Effects of an Asian client-therapist language, ethnicity and gender match on utilization and outcome of therapy
The purpose of this study was to examine the relationship of Asian client-therapist ethnicity, language and gender match on two measures of utilization: number of sessions with primary therapist and dropout from therapy; and one measure of client outcome: admission-discharge difference in Global Assessment Scale (GAS) scores. The sample consisted of 1746 Asian client episodes in Los Angeles County mental health facilities between January 1983 and August 1988. Various types of multiple regression analyses were used to investigate the relationship of language, ethnicity, and gender match to the three dependent variables and to eight sociodemographic variables.

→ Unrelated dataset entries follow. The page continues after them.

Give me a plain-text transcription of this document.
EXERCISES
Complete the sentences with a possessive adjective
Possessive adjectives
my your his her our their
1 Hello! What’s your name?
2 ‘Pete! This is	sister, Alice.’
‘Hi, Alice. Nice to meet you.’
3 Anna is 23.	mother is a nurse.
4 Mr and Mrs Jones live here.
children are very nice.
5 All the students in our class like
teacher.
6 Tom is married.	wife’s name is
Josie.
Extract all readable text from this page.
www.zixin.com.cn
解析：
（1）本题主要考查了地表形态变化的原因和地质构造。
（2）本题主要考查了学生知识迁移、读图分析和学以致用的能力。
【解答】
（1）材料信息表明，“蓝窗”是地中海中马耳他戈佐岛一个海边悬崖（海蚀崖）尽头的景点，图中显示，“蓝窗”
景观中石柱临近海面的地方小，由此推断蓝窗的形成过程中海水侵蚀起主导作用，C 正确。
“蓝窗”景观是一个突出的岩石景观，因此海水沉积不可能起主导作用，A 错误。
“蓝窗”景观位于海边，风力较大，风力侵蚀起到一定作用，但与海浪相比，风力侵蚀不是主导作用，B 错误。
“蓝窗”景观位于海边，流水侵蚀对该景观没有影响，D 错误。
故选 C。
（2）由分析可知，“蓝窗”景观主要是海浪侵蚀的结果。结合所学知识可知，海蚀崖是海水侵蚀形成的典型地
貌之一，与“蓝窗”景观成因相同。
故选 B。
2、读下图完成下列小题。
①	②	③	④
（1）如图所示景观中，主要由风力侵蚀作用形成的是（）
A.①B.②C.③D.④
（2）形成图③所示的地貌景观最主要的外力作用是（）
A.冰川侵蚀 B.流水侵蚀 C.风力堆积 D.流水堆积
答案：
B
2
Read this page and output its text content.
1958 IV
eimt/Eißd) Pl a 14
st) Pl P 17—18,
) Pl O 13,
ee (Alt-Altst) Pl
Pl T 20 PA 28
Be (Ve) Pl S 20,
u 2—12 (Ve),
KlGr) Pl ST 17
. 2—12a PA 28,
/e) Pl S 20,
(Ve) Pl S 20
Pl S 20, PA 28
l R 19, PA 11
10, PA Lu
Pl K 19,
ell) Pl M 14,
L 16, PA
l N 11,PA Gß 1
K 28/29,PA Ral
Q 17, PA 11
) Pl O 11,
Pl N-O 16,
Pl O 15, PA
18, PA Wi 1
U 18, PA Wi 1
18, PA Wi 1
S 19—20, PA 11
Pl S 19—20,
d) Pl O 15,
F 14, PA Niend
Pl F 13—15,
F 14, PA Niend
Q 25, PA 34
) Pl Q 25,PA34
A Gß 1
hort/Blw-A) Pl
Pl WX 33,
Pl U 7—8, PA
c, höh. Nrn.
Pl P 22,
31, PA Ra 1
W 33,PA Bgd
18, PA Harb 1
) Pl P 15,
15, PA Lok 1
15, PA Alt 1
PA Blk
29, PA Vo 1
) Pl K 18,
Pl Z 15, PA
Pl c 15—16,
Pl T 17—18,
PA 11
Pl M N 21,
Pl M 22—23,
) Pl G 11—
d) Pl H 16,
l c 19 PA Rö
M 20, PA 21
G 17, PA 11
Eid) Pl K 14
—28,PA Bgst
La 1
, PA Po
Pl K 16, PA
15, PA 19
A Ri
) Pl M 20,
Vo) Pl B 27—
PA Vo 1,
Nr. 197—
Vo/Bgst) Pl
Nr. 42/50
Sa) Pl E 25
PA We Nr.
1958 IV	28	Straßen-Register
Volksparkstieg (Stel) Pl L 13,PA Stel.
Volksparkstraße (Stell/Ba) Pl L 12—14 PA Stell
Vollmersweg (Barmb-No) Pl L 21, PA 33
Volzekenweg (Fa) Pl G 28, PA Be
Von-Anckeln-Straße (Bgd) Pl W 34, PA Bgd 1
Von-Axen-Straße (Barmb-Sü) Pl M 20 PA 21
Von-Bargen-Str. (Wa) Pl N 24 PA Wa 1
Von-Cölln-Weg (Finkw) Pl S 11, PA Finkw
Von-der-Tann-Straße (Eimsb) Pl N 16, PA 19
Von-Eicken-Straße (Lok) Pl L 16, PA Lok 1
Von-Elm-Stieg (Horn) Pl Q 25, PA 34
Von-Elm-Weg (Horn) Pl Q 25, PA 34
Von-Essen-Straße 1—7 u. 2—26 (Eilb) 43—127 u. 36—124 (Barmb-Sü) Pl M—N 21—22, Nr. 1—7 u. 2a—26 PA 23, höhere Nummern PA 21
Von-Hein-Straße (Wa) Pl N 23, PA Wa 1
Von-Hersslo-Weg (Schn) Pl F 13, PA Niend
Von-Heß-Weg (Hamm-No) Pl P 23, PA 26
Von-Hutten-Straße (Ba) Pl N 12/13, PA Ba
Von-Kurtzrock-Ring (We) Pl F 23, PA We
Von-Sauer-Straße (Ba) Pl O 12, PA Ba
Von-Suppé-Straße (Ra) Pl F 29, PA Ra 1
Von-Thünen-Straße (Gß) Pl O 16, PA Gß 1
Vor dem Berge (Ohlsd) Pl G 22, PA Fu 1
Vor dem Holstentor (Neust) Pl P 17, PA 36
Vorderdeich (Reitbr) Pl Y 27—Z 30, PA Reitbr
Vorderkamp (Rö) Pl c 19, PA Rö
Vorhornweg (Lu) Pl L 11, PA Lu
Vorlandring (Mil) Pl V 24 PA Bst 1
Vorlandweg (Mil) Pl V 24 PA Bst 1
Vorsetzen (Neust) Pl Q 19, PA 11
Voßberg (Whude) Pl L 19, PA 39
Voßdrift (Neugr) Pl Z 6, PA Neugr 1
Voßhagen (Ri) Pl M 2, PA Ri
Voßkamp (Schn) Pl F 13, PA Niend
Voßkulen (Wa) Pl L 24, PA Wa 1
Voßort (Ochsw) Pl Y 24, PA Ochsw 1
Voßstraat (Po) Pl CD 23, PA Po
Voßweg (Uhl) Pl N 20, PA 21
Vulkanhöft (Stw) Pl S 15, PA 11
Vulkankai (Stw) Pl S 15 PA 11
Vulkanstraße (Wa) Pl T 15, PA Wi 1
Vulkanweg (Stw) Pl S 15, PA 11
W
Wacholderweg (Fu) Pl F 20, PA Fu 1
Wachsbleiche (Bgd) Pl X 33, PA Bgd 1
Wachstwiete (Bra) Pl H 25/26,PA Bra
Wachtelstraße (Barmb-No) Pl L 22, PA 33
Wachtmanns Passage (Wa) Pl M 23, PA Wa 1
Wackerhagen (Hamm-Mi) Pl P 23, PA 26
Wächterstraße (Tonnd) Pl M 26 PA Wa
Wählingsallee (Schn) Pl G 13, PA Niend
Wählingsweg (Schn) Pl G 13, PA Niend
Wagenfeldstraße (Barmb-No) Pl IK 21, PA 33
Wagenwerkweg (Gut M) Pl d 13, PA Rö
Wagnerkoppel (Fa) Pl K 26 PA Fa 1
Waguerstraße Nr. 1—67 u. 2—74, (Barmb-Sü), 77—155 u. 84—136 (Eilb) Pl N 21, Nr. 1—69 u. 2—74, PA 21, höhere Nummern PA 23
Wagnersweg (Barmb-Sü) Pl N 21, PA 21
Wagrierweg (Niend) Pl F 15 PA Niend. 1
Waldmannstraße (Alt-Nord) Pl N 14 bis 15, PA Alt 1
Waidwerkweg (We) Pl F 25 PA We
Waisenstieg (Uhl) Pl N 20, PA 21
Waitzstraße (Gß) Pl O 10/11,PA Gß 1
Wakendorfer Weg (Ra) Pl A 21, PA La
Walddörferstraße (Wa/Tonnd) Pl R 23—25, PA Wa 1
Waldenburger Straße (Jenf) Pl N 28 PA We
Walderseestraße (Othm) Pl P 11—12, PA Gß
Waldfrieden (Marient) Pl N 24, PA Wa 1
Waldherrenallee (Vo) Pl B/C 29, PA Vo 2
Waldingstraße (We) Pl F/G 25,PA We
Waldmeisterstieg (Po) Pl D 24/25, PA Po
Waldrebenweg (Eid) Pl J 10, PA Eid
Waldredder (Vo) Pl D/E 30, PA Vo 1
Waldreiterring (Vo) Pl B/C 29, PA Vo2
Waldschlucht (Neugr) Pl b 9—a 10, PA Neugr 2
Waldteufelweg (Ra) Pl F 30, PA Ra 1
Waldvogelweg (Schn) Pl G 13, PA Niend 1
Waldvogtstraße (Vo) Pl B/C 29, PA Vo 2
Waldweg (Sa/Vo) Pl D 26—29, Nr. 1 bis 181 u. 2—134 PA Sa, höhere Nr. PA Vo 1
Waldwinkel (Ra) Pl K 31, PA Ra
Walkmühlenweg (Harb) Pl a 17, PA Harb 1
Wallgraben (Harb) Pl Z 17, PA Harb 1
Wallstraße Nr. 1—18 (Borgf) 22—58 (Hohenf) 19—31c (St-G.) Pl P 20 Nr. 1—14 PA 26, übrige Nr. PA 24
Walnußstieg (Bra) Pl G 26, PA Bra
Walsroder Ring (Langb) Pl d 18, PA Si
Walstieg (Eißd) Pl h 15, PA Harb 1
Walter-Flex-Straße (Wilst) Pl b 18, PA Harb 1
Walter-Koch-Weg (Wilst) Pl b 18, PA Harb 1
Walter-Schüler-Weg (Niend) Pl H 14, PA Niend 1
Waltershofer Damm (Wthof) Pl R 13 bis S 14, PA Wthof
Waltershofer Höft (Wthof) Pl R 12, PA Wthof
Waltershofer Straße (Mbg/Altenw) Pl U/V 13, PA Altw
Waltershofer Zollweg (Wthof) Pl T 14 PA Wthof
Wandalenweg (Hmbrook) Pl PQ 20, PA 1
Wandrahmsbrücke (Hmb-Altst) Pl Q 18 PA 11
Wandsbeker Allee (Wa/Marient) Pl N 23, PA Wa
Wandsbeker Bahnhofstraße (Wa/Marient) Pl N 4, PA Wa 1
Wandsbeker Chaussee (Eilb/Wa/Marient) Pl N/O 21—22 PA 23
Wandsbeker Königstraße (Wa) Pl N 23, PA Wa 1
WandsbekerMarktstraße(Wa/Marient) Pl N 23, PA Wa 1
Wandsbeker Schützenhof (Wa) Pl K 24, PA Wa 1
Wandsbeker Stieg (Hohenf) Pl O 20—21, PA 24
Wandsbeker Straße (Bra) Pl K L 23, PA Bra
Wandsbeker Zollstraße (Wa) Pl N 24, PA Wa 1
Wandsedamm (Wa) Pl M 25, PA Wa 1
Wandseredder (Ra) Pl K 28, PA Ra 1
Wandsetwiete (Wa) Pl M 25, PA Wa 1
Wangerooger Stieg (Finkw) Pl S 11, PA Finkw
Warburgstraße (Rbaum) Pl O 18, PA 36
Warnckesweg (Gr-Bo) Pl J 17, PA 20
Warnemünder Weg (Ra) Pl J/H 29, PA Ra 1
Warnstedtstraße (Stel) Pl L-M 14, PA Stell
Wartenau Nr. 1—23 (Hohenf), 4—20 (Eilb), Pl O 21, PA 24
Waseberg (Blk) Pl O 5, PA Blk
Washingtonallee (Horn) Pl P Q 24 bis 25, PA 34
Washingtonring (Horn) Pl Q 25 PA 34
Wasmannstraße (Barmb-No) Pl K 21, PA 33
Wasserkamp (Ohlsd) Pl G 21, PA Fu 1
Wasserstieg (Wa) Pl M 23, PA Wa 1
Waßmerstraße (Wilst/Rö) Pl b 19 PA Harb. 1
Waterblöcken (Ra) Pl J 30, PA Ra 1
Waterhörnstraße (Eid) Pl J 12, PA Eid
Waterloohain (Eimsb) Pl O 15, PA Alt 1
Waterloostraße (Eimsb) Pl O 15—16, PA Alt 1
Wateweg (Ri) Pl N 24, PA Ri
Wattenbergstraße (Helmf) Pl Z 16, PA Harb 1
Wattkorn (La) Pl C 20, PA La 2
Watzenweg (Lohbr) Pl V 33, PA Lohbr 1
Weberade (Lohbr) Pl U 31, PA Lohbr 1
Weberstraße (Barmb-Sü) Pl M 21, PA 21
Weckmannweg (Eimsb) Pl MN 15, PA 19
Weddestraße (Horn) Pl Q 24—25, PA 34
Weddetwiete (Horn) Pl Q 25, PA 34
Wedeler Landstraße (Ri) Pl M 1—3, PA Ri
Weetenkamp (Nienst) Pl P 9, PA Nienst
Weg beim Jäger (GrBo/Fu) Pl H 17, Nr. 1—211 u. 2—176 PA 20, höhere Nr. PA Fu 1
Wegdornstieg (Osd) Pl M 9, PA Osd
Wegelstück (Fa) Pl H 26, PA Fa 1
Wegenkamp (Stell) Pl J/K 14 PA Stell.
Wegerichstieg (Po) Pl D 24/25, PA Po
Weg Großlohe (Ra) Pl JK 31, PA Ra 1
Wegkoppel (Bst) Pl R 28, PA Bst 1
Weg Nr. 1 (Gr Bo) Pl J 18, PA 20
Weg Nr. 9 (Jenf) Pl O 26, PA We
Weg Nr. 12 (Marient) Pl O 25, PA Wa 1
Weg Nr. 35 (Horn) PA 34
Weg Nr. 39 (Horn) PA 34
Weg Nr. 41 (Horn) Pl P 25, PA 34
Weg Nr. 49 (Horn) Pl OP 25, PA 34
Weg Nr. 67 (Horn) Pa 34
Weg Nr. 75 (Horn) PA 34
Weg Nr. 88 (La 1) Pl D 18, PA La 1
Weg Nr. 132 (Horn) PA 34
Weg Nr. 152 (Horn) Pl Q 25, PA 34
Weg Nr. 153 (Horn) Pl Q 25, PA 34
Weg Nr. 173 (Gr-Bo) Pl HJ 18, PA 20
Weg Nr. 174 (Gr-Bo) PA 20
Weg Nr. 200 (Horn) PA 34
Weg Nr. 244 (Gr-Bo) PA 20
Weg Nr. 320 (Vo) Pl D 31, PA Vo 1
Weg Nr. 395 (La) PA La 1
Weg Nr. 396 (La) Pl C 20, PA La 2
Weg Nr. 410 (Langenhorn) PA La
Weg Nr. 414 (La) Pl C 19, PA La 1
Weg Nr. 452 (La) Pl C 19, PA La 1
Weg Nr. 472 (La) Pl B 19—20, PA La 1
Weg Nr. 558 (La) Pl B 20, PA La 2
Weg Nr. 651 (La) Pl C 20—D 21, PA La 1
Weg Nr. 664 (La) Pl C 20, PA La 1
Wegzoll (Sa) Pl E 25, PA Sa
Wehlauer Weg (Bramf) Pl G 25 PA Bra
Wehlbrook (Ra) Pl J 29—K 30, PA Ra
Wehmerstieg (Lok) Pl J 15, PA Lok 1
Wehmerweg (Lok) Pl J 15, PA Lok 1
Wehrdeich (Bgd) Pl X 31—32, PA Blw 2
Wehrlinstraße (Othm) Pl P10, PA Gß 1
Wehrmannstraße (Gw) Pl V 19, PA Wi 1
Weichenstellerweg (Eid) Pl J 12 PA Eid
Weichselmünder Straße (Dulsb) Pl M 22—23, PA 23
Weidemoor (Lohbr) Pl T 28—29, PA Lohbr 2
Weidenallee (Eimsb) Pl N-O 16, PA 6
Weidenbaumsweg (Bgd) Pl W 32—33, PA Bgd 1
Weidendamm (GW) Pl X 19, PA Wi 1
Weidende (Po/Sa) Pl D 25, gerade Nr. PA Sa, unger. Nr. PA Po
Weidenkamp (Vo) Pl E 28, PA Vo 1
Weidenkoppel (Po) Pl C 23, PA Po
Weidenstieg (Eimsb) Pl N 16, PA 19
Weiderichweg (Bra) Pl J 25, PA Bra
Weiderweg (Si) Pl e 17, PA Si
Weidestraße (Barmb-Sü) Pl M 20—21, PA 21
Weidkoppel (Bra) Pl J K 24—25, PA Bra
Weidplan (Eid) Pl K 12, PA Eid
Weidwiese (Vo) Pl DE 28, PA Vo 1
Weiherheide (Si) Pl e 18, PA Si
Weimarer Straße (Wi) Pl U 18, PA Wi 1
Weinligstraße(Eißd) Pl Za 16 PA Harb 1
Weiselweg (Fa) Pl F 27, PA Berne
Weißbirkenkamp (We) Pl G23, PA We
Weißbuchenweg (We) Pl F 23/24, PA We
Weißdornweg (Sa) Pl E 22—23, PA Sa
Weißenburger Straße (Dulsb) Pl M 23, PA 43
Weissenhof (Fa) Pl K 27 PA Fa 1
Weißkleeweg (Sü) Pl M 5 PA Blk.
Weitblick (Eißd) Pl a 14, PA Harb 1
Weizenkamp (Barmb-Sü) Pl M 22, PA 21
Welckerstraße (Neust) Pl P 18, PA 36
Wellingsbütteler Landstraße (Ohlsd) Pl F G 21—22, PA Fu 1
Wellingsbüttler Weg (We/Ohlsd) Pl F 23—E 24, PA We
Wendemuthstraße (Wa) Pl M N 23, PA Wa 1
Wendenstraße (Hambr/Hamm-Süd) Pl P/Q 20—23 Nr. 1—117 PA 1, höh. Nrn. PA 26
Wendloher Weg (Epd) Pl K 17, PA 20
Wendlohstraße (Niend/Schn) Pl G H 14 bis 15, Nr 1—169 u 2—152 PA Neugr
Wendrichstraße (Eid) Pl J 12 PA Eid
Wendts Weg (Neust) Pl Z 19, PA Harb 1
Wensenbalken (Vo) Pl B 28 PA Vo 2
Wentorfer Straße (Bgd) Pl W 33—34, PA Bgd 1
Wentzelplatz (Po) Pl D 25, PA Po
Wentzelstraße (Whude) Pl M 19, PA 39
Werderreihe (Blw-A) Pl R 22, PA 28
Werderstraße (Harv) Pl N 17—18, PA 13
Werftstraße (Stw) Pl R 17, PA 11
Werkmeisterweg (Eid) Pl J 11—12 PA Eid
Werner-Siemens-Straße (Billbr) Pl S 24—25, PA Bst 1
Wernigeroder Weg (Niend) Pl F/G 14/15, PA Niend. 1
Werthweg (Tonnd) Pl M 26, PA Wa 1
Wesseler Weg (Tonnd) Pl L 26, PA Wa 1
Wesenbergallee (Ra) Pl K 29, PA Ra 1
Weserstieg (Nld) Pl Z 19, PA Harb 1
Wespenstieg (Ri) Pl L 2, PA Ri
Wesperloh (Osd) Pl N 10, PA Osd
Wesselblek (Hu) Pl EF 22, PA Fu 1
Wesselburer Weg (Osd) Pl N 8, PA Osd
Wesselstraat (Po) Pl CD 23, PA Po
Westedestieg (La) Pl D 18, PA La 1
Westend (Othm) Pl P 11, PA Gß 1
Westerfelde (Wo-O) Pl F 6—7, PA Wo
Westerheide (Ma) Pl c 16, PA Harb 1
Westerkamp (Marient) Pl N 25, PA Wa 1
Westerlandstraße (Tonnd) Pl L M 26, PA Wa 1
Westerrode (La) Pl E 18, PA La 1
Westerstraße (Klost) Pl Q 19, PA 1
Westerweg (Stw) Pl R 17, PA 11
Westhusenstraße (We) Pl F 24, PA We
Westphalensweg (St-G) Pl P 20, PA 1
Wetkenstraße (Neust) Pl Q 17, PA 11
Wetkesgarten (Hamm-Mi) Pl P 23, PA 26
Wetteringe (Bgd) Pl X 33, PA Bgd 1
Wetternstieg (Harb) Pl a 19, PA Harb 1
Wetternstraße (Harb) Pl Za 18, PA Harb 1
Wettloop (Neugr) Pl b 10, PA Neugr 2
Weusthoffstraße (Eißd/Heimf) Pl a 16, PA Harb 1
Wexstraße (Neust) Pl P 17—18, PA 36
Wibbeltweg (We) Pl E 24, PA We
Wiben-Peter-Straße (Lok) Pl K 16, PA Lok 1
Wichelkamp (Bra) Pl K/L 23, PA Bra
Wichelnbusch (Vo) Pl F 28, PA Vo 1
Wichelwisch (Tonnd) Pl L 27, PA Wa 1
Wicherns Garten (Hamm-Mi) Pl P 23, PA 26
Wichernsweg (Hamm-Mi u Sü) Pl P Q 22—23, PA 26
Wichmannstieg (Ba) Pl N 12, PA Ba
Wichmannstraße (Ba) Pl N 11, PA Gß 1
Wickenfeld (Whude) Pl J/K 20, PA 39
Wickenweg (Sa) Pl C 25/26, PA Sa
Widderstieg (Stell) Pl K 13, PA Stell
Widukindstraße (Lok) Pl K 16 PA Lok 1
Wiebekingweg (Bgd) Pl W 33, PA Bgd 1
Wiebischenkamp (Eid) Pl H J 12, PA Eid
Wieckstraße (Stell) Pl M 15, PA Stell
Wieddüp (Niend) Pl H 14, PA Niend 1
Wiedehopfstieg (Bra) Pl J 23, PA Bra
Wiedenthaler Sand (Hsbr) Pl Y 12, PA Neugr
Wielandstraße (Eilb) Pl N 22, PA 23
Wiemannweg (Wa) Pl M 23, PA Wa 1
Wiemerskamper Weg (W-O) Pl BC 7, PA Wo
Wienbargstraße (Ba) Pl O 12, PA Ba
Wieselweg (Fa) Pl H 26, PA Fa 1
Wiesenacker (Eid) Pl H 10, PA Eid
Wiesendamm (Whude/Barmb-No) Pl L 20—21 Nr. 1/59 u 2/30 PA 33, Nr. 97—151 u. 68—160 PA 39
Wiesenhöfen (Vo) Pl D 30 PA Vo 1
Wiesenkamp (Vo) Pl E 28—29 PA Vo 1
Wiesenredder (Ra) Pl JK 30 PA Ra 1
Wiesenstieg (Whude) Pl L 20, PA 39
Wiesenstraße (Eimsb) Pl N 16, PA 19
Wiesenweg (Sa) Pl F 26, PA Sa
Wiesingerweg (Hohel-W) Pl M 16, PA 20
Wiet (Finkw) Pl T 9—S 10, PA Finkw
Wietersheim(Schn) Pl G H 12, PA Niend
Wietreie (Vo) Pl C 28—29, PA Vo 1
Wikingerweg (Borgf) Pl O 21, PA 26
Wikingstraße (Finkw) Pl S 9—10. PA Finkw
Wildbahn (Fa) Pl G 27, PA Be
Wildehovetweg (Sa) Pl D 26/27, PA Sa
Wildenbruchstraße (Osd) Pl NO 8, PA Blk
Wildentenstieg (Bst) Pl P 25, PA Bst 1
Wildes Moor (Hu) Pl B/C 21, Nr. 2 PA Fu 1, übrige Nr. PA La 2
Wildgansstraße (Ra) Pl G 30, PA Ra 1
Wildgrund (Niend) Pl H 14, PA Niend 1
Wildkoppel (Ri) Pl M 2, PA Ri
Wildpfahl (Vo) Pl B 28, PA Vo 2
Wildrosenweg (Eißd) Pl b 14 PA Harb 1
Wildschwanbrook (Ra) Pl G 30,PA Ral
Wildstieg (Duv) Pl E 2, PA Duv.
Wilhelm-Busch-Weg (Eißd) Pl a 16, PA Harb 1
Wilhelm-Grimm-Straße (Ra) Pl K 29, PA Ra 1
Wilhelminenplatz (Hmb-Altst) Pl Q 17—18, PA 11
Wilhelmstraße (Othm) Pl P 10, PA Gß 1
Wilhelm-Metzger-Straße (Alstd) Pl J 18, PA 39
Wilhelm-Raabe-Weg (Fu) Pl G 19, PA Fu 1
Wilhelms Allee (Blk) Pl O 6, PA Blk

Either client-therapist language match or ethnic match significantly increased the number of client sessions with the primary therapist. However, only ethnicity match had a significant effect on dropout rate. Gain in GAS admission-discharge score was not affected by either a client-therapist ethnicity or language match. Gender match had no consistent effect on the dependent variables. Of the covariates examined, only therapist discipline (social worker) had a consistent effect on the dependent variables.
It was concluded that both client-therapist language and ethnicity match are important variables affecting the utilization of treatment. Further research will be needed to separate the effects of language and ethnicity on therapy utilization.